La industria de la música ocupa un lugar importante en el deterioro al medio ambiente, puesto que año con año miles de conciertos son organizados alrededor de todo el mundo. Cada una de estas presentaciones cuenta con un alto impacto para el ambiente, para que un show pueda realizarse, deben de transportarse diferentes elementos en camiones, grúas y hasta aviones. Esto sin contar toda la basura que se generará en dicho evento.

Pensando en todo este impacto ambiental, Massive Attack decidió unirse con el Centro Tyndall de la Universidad de Manchester, el cual está enfocado en la Investigación del Cambio Climático. El objetivo de este trabajo  es la obtención de diferentes datos ecológicos que ayuden a determinar cuales son los puntos estratégicos donde se crean más emisiones de CO2.

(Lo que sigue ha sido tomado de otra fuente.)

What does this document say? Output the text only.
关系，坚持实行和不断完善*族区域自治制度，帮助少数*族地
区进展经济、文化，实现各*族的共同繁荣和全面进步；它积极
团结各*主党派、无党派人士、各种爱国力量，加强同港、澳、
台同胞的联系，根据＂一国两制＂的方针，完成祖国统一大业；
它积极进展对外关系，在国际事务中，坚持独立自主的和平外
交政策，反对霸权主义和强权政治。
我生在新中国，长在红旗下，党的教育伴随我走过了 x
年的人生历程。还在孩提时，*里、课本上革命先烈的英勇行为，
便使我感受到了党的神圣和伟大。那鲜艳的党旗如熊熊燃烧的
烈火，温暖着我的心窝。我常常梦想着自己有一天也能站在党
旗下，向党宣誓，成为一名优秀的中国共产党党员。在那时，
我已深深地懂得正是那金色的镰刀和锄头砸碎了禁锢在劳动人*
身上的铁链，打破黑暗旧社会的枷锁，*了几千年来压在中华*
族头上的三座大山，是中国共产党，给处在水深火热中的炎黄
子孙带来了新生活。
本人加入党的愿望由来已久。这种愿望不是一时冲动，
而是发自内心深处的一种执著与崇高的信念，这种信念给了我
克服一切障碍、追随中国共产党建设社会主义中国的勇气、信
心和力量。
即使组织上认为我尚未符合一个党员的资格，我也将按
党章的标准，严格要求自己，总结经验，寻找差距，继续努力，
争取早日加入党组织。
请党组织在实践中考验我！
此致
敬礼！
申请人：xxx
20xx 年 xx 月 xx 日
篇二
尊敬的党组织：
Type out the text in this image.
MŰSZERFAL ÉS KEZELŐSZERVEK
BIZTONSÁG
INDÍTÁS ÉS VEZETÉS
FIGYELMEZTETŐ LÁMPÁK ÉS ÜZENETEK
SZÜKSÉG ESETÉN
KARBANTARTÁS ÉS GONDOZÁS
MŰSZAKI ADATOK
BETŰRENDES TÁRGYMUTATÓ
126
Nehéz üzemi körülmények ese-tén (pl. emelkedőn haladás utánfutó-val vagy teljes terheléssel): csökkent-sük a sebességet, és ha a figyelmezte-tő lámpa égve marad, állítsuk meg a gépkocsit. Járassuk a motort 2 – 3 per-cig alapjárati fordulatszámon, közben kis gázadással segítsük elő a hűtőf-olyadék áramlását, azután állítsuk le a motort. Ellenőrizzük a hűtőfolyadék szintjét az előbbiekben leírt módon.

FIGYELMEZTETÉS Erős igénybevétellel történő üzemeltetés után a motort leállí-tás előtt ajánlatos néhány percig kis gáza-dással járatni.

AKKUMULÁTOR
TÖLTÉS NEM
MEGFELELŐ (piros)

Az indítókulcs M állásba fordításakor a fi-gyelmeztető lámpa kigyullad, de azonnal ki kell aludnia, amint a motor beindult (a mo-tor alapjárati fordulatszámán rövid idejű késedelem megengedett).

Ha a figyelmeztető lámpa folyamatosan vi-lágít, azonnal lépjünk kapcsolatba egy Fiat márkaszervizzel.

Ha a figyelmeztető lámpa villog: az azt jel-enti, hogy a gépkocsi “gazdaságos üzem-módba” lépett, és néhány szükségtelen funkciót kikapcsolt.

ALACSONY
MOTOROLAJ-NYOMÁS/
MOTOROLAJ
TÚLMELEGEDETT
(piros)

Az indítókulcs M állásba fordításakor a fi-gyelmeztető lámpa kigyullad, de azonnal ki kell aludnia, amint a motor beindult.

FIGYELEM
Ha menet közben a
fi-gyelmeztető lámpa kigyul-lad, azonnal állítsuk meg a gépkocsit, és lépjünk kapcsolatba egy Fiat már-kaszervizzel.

Una vez que se llegue a una conclusión, Massive Attack y Tyndall publican un estudio que servirá como una guía para la reducción de carbono en la industria musical. Sobre la importancia de esta colaboración, el Dr. Chris Jones (Tyndall) explicó: “Cada industria tiene sus diferentes grados de impacto de carbono, para abordar esta situación necesitamos operaciones como esta. De esta manera podemos observar la manera correcta de reducir las emisiones de carbono”.